La député Front National du Vaucluse et conseillère régionale de PACA, Mariom Maréchal Le Pen a donc bien décidé de quitter temporairement la vie politique et de déposer ses mandats actuels. Dans une longue lettre au quotidien Vaucluse Matin, elle donne les raisons de ce choix :

« J’ai beaucoup manqué à ma petite fille dans ses premières années si précieuses. Elle m’a aussi terriblement manquée. Il est essentiel que je puisse lui consacrer plus de temps» écrit-elle.

« Par ailleurs, je n’ai jamais renoncé à l’idée de m’extirper un jour ou l’autre du monde politique pour une expérience dans la vie civile.
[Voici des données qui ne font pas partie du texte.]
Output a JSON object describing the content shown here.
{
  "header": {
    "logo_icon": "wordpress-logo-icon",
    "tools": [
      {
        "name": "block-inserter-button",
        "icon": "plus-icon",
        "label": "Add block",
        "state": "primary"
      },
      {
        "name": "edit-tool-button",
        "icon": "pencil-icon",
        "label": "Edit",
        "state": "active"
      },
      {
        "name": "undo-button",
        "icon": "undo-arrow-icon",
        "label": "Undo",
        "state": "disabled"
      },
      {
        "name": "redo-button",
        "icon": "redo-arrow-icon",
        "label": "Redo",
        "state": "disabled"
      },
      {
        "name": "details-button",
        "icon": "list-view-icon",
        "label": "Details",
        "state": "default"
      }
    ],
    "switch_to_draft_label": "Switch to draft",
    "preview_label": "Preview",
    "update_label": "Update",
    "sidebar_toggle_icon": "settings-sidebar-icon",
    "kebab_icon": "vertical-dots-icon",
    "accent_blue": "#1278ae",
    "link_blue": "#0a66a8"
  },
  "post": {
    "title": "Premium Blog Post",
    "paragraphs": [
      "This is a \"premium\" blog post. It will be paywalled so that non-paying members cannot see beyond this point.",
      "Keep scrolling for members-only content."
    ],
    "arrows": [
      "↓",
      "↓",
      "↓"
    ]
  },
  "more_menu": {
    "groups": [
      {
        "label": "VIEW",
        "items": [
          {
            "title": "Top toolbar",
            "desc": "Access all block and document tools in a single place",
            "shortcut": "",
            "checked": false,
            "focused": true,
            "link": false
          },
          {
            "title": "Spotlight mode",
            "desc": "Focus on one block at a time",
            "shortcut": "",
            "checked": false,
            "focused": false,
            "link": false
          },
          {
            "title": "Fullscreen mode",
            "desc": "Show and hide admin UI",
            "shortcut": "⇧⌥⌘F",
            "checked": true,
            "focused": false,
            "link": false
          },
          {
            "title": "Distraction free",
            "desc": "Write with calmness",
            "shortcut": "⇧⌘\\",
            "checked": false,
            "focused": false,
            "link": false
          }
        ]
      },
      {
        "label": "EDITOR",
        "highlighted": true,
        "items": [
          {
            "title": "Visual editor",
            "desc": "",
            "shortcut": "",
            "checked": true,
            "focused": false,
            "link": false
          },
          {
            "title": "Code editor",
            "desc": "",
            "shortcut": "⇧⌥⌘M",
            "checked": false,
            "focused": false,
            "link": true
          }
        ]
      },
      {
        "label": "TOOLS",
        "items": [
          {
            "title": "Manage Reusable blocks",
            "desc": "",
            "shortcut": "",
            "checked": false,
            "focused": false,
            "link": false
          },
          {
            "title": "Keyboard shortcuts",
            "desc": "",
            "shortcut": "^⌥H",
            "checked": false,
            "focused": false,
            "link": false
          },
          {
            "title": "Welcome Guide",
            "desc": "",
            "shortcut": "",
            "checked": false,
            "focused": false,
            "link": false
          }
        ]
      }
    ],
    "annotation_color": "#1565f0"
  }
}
J’aime le monde de l’entreprise, je n’ai jamais cessé de le défendre durant mon mandat et j’aspire aujourd’hui à y travailler. »

« Vous connaissez mon histoire, vous savez que ce monde politique est le mien depuis toujours. A 27 ans, il est encore temps d’en sortir quelques temps ». « Je pense que l’époque des politiciens déconnectés du réel avec des décennies de mandat électif derrière eux est révolue ».
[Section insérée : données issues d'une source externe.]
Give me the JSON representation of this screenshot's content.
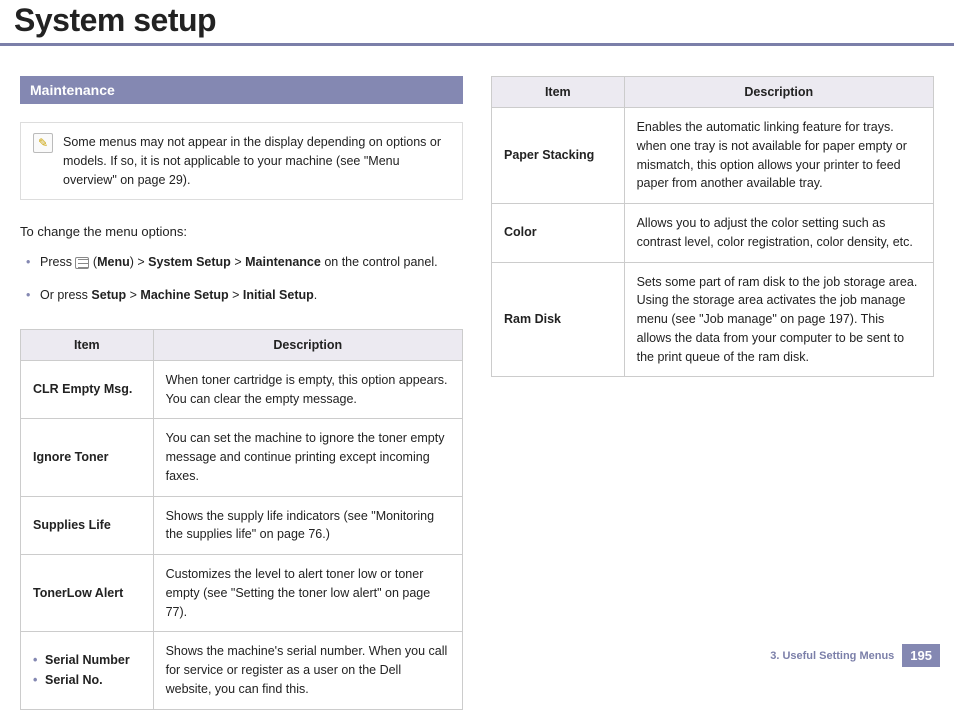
{
  "header": {
    "title": "System setup"
  },
  "section": {
    "heading": "Maintenance"
  },
  "note": {
    "icon": "✎",
    "text": "Some menus may not appear in the display depending on options or models. If so, it is not applicable to your machine (see \"Menu overview\" on page 29)."
  },
  "intro": "To change the menu options:",
  "breadcrumb": {
    "bullet1_prefix": "Press ",
    "menu_label": "Menu",
    "gt": ">",
    "sys_setup": "System Setup",
    "maintenance": "Maintenance",
    "suffix": " on the control panel.",
    "bullet2_prefix": "Or press ",
    "setup": "Setup",
    "machine_setup": "Machine Setup",
    "initial_setup": "Initial Setup",
    "period": "."
  },
  "table_headers": {
    "item": "Item",
    "description": "Description"
  },
  "left_rows": [
    {
      "item": "CLR Empty Msg.",
      "desc": "When toner cartridge is empty, this option appears. You can clear the empty message."
    },
    {
      "item": "Ignore Toner",
      "desc": "You can set the machine to ignore the toner empty message and continue printing except incoming faxes."
    },
    {
      "item": "Supplies Life",
      "desc": "Shows the supply life indicators (see \"Monitoring the supplies life\" on page 76.)"
    },
    {
      "item": "TonerLow Alert",
      "desc": "Customizes the level to alert toner low or toner empty (see \"Setting the toner low alert\" on page 77)."
    },
    {
      "item_list": [
        "Serial Number",
        "Serial No."
      ],
      "desc": "Shows the machine's serial number. When you call for service or register as a user on the Dell website, you can find this."
    }
  ],
  "right_rows": [
    {
      "item": "Paper Stacking",
      "desc": "Enables the automatic linking feature for trays. when one tray is not available for paper empty or mismatch, this option allows your printer to feed paper from another available tray."
    },
    {
      "item": "Color",
      "desc": "Allows you to adjust the color setting such as contrast level, color registration, color density, etc."
    },
    {
      "item": "Ram Disk",
      "desc": "Sets some part of ram disk to the job storage area. Using the storage area activates the job manage menu (see \"Job manage\" on page 197). This allows the data from your computer to be sent to the print queue of the ram disk."
    }
  ],
  "footer": {
    "chapter": "3.  Useful Setting Menus",
    "page": "195"
  }
}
« Si nous voulons rendre ses lettres de noblesse à la Politique, il faut prouver aux Français qu’il existe aussi des élus libres et désintéressés refusant de s’accrocher coûte que coûte à leur statut et à leurs indemnités ». « L’idée que je me fais d’un bon chef politique impose que je bénéfice d’autres expériences que celles du succès électoral ou politique ».

« Je ne renonce pas définitivement au combat politique». « J’ai l’amour de mon pays chevillé au cœur et je ne pourrai jamais rester indifférente aux souffrances de mes compatriotes ».
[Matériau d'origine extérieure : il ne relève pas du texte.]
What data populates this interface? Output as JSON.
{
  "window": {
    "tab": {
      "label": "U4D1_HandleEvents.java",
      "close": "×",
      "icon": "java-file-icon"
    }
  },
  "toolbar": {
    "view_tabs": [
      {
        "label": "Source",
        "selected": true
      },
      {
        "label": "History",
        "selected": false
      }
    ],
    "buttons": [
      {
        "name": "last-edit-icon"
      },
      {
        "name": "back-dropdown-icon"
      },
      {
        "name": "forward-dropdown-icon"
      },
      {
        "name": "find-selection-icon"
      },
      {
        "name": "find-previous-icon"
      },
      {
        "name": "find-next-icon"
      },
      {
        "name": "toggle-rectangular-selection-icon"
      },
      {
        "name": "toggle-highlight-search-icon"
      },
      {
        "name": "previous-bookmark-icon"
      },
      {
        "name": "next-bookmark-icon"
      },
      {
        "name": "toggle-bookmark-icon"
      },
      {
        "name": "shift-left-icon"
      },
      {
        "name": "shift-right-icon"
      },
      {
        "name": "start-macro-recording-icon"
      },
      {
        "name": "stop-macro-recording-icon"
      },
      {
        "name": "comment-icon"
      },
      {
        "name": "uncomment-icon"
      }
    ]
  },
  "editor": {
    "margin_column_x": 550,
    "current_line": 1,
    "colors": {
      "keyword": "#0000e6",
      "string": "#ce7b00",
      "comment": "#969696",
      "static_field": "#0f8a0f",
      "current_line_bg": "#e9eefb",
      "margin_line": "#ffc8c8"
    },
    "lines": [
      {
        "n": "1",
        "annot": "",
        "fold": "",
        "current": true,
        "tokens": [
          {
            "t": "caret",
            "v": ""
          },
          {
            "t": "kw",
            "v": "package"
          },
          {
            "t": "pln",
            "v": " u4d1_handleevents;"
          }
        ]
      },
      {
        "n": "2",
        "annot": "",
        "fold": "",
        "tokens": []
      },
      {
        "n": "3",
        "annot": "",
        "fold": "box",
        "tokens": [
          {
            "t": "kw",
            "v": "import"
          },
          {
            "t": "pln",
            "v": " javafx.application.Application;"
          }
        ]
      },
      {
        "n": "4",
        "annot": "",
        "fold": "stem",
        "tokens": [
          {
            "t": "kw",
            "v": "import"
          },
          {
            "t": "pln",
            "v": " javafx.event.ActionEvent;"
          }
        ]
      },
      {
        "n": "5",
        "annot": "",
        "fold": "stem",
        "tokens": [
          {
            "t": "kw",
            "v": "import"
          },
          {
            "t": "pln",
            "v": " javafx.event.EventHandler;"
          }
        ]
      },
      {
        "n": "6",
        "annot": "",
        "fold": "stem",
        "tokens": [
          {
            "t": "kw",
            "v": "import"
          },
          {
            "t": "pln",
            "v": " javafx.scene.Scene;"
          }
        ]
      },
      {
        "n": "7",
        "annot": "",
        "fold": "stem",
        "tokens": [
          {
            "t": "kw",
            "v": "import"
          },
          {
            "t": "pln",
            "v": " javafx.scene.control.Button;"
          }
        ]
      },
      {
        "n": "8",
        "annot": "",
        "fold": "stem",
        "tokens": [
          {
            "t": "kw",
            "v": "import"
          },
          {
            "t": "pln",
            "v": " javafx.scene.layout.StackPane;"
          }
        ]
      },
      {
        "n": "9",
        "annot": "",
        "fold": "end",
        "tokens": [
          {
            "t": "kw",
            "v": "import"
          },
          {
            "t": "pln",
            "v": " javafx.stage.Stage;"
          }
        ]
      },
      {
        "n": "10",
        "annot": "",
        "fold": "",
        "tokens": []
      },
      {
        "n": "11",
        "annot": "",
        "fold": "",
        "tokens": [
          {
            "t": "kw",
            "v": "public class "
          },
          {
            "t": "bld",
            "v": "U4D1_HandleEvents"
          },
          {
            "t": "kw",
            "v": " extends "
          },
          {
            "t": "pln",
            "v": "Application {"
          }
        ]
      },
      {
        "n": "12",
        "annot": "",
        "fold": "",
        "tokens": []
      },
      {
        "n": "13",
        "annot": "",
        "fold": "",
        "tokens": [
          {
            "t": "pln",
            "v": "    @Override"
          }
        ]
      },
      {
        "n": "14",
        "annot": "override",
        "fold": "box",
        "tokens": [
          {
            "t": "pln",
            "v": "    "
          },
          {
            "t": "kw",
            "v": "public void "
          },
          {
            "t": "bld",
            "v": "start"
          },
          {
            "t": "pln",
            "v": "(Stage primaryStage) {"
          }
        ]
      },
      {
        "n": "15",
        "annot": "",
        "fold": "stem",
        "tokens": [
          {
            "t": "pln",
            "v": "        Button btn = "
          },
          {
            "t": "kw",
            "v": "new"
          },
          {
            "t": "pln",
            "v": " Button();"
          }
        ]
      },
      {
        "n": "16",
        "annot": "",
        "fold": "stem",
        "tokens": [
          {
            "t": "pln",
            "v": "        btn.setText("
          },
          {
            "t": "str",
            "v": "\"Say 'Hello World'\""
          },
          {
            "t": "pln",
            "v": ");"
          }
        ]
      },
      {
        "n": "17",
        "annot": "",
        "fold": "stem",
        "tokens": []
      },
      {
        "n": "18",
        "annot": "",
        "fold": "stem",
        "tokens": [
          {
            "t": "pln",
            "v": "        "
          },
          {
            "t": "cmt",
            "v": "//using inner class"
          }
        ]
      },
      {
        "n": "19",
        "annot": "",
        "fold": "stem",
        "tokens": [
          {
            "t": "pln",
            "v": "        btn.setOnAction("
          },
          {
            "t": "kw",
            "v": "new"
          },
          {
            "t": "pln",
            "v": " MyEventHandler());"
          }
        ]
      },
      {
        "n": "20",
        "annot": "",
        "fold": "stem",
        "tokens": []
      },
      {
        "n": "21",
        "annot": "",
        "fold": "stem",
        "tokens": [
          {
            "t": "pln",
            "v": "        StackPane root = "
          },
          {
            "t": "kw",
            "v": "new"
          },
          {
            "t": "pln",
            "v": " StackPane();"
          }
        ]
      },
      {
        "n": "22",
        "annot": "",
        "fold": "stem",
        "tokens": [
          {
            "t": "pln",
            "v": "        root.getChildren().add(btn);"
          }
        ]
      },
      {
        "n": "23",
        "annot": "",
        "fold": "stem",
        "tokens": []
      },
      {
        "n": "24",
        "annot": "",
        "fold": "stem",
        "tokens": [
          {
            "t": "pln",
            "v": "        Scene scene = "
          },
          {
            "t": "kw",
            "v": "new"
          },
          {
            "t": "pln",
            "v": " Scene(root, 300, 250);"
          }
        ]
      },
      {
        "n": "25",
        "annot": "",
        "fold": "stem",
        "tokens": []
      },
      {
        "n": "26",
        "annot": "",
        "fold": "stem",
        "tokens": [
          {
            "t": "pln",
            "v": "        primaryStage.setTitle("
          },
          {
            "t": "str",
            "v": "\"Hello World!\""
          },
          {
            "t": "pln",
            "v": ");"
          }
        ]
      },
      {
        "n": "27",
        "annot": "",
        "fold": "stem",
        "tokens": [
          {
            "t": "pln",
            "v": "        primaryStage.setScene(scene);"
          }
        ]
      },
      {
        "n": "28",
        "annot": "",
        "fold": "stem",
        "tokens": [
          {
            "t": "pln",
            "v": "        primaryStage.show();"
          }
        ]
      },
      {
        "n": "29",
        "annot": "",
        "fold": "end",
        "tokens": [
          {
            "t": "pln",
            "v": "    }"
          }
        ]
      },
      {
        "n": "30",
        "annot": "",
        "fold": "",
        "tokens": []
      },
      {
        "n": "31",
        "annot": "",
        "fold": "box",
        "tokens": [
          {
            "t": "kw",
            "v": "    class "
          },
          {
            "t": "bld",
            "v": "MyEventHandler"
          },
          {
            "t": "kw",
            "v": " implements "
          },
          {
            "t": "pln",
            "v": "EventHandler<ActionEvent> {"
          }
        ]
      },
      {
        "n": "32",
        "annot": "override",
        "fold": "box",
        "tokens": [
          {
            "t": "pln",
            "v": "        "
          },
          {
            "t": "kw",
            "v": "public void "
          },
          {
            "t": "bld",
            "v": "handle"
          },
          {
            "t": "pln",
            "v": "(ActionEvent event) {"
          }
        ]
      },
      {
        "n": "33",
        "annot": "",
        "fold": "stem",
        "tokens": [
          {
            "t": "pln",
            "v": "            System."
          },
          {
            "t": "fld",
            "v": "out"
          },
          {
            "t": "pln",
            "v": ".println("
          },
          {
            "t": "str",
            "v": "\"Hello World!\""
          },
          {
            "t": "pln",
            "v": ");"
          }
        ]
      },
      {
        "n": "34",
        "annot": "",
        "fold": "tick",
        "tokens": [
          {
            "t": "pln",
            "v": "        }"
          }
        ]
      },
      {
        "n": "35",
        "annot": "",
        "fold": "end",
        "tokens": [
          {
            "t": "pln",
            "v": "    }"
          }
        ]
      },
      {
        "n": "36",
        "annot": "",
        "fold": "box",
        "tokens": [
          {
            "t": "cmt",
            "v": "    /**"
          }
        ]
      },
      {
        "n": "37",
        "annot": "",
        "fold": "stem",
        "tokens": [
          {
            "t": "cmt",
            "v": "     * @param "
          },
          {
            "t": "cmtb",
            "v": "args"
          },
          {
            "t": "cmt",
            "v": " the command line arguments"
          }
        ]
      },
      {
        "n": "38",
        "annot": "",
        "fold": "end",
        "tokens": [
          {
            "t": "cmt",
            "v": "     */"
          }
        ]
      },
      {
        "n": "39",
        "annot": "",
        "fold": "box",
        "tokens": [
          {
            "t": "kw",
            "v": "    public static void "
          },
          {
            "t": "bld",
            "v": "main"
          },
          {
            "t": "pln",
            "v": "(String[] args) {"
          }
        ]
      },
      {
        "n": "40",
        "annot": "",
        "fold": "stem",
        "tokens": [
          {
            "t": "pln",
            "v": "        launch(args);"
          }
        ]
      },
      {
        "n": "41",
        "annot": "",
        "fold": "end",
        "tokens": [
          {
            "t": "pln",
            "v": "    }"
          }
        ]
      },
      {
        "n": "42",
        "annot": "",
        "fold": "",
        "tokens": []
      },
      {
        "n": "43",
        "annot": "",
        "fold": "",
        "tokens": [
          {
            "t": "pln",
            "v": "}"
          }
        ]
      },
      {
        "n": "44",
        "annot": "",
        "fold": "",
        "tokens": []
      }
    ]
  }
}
Cette annonce qui pourrait constituer un véritable séisme au sein du Front National, qui perd ainsi un de ses élus et cadres les plus attachants et les plus porteurs d’espoir pour l’avenir, survient deux jours après la défaite aux présidentielles et la décision de Marine Le Pen de transformer en profondeur le mouvement. Difficile de ne pas y voir une corrélation de cause à effet. Et de ne pas émettre les hypothèses d’une confrontation houleuse à laquelle peut-être la jeune député ne souhaite pas participer ou d’un changement de ligne à laquelle elle ne veut pas se soumettre.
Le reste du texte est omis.